Alright, Another’s finally over! All those over the top deaths that relied on shock value, and all the crap had to lead to something big, right? It actually came through and redeemed itself in the end, right? Right?! Well, proverbial inquisitive person, after I’m done scoffing at those questions like the heartless elitist that I am, I’ll explain why it just didn’t work as a mystery or a horror story.
There are two broad steps to the idea/execution process that must be followed in order for any story to be a success. They are as follows: Think of the idea, and implement it properly. It may seem simple, but it’s a principle entirely reliant on subtlety in whatever medium it’s presented in, particularly in the horror genre. The less that’s left to the imagination, often through film and animation, the more a story has to work to immerse the audience. Reading stories about supernatural forces that inadvertently cause a class to implode on itself in a bloody mess have a chance to be scarier than actually seeing it happen. To put it another way, there’s a certain disconnect created through the written word that just isn’t present in animation, one that forces the audience to fill in the blanks in order to bridge the gap between the written work and their imaginations.
My point is I’m not entirely blaming the crew of Another for making it more comedy than horror. Some things that chill in print just don’t translate well to animation, regardless of how much effort is put in. Of course in that case, the show has to meet the audience halfway and at least attempt to create a tense atmosphere that’s akin to having liquid mercury dripped down the viewer’s collective spine. This is something that Another forgot by episode three when it threw the first gruesome death our way, exponentially increasing the death toll through increasingly convoluted and contrived means. I want to believe that they intended the deaths to be scary, but it’s hard to when a group of panicked students are crushed via chandelier and another one is pounded into the floor by a conveniently collapsing column.
There is one thing that doesn’t look good on either paper nor in practice though, and that’s the halfhearted resolution to the overarching mystery that’s been smothering the series like a sopping blanket wet with blood, shame and disappointment. It’s not that the setup was all that bad, not by any stretch of the imagination. I’ve said several times, in what was probably the only consistent praise I’ve had for the series, that the way the mystery was introduced and slowly unraveled made for an interesting watch. It’s just that it wasn’t at all helped by the spaztastic deaths, the jumpy pacing, or the way that characters didn’t develop meaningfully whatsoever.

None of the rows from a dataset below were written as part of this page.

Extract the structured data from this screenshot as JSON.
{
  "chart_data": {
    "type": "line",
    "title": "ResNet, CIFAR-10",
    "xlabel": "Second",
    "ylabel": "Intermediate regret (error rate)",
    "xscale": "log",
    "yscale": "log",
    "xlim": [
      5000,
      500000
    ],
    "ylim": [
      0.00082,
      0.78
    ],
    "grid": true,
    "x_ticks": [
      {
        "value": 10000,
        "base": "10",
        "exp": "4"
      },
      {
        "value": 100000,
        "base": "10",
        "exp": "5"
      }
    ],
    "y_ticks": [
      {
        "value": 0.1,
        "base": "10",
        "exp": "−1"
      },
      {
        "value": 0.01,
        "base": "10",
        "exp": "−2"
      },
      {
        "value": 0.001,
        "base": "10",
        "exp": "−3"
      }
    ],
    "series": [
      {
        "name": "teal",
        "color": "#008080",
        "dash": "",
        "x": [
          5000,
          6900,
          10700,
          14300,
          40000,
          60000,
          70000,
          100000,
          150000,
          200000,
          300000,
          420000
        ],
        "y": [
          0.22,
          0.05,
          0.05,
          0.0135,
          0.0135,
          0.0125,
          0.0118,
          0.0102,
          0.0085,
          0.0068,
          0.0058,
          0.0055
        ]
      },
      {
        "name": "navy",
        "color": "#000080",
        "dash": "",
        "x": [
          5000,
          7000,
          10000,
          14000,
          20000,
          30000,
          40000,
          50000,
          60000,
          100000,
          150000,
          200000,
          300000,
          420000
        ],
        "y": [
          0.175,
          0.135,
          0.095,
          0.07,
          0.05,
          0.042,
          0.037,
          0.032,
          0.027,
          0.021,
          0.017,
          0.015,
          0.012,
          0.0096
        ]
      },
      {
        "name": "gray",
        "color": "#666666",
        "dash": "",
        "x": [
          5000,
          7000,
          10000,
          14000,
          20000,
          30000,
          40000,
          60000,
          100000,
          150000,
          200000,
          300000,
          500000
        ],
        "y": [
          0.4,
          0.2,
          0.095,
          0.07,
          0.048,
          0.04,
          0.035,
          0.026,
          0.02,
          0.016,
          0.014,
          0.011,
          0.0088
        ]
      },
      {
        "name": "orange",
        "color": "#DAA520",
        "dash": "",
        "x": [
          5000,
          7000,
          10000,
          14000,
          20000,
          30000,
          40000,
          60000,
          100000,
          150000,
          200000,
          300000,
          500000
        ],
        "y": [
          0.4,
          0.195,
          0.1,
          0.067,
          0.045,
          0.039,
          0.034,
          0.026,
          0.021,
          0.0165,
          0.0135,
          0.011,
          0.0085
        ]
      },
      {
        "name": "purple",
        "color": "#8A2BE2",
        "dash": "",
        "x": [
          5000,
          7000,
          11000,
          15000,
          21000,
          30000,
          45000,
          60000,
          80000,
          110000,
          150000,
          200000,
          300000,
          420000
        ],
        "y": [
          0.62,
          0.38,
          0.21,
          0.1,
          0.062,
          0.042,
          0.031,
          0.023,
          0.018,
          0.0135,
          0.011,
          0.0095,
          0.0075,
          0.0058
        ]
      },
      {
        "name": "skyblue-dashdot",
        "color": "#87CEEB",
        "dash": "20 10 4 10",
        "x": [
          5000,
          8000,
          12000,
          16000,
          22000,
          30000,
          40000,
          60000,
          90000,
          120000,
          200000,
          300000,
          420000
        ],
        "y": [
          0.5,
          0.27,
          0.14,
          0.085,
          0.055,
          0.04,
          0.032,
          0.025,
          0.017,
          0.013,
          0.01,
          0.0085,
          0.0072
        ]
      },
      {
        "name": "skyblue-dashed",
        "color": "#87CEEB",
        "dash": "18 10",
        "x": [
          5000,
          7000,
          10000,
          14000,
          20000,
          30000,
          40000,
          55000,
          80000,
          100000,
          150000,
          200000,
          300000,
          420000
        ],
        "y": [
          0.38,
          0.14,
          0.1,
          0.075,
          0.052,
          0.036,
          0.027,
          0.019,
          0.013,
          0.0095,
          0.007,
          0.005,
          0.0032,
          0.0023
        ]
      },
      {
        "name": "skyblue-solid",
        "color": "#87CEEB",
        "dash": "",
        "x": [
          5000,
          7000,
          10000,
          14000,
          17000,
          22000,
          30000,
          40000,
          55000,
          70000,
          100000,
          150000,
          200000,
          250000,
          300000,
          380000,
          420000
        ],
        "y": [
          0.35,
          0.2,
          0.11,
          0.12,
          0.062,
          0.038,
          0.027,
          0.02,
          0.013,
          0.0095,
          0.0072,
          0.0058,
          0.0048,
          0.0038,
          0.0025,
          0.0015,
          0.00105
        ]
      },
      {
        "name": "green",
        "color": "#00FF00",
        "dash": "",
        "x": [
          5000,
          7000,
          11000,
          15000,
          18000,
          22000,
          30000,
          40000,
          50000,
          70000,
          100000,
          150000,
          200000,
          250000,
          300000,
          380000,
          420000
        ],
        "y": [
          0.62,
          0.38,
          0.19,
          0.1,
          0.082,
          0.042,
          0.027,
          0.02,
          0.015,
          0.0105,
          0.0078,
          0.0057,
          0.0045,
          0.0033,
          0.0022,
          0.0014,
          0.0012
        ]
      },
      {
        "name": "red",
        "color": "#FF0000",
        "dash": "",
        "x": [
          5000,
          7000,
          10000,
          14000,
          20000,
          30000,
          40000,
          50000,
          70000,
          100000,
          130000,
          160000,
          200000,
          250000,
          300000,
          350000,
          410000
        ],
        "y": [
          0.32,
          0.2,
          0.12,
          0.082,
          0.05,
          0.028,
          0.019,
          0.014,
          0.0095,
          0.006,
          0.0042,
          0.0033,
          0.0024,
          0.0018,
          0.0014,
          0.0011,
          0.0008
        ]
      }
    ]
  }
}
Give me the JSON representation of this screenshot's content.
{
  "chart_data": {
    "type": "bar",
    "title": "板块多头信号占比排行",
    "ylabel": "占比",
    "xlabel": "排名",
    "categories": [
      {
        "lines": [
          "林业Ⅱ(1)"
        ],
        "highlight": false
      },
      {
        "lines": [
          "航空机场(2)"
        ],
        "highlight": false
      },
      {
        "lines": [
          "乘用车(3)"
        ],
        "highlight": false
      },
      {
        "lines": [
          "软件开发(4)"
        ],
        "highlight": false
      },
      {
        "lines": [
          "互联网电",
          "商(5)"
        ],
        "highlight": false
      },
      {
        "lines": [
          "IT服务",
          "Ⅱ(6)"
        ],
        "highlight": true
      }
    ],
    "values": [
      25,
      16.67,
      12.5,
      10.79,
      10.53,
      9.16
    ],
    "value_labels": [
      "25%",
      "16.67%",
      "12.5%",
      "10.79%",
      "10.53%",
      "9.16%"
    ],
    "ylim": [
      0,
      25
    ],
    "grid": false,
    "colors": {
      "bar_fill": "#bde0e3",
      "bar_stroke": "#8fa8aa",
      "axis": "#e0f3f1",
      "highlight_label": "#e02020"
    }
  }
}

This was a show so desperate to become shocking horror that it skipped right past “shocking” and “horror” only to land on “unintentionally raucous comedy.” The last episode epitomized this, and only further served to crystallize the generalization when it was revealed that Reiko was the “extra”. Not only was the reveal so inexplicable as to be on par with one of the crappier Scooby Doo episodes (There was a missing desk… in the faculty office), but there was so little foreshadowing that there was less a feeling of realization, and more one of befuddlement. Though the worst thing is that Mei knew all along and refused to let Kouichi and the class know, because she didn’t want to put him through that. Never mind the fact that people are dying extremely gruesome and increasingly hilarious deaths around them, it’s much worse for him to know that his aunt is already dead and is inadvertently causing it all.
I think that if the fact were at least made known to him early on, he could have had more development while mulling over the choice to either kill her or let the class slowly die off one by one. It was a missed opportunity to throw some real horror into the mix, one that would have still fostered paranoia in the class and allowed the events to remain unchanged until a certain point. The desperation that so characterized the last few episodes would’ve likely been heightened even further, allowing for Kouichi to debate whether to keep Reiko’s identity a secret and allow tensions to escalate to new heights, or to end the curse at the expense of his moral compass. Or hell, it could’ve handled it any other way and I would’ve been happy with the result. Also, why did Mei think a pickax the best weapon to kill somebody humanely with? That thought’s scarier than anything else in the damn show.
In short, I thought the ending of Another was pure rubbish—not so much in quality, but in the sense of having so much squandered potential. It was a show that had a fantastic premise, but didn’t understand how to best capitalize on it, opting for periodically flashing doll stills and having people make ridiculously contorted faces instead of building real tension. Now, once again it might not all be incompetence, some things might’ve just lost effectiveness in the translation from written work to animation. All I’m saying after all this is that it had the opposite of the desired effect on me, and I found it significantly less scary than both Mars Attacks and pretty much every other B-movie ever. So make of that what you will.